Nature Foundation worried about plans to build hotel on Simpson Bay Beach | THE DAILY HERALD

The stretch of Simpson Bay Beach between Karakter Beach Bar and Restaurant and White Sands Beach Club.

A stake used for measuring property that was found on Simpson Bay Beach.

SIMPSON BAY–St. Maarten Nature Foundation was informed during beach assessments carried out as part of the monitoring of local sea-turtle populations during nesting season that the development of a 32-room hotel is being planned for the area of Simpson Bay Beach between Karakter Beach Bar and Restaurant and White Sands Beach Club.

The foundation said Tuesday that it is “very concerned” about the rumoured development, considering that the area is one of the last undisturbed and undeveloped nesting beaches for all three of the endangered sea turtle species that come ashore to lay eggs in St. Maarten.

“Although we have not yet received confirmation that this project has been approved, we did find stakes used for measuring property all over the beach. This, together with information that has been shared within the community, has caused us to have major concerns about this new proposed development for that section of Simpson Bay Beach.

“If this development were to go ahead it would mean the end of sea turtles coming ashore to nest on Simpson Bay Beach, the most important nesting sea turtle beach on the Dutch side,” said Nature Foundation Manager Tadzio Bervoets.

The foundation has been calling for the sustainable use of the country’s beaches and for legislation to be established that would protect local beaches, the island’s most important natural resource.

Sea-turtle population numbers have plummeted to dangerously low numbers throughout the past century due to human impact, bringing many species close to extinction and causing them to be listed as critically endangered.

“We also would like to remind developers and those responsible for issuing permits that based on Articles 16 and 17 of the Nature Conservation Ordinance St. Maarten, it is illegal to kill, wound, capture or pick up sea turtles.

“It is also illegal to directly or indirectly disturb their environment resulting in a physical threat or damage, or to commit other acts which result in disturbance of the animal. It is forbidden to disturb, damage or destroy sea turtle nests, lairs or breeding places, which that section of Simpson Bay Beach is classified as,” explained Bervoets.

The foundation said it has requested clarification on the matter from the Ministry of Public Housing, Spatial Planning, Environment and Infrastructure VROMI.

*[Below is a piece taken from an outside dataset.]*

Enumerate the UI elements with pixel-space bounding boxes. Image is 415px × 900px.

St. Maarten Nature Foundation is the designated focal point for sea turtle conservation according to the Inter American Sea Turtle Convention and the SPAW Protocol on Endangered Species, is country representative of the Wider Caribbean Sea Turtle Network, and has received specialised training in sea turtle conservation, including relocating turtle nests that are in danger due to human activities or natural events such as storm surge.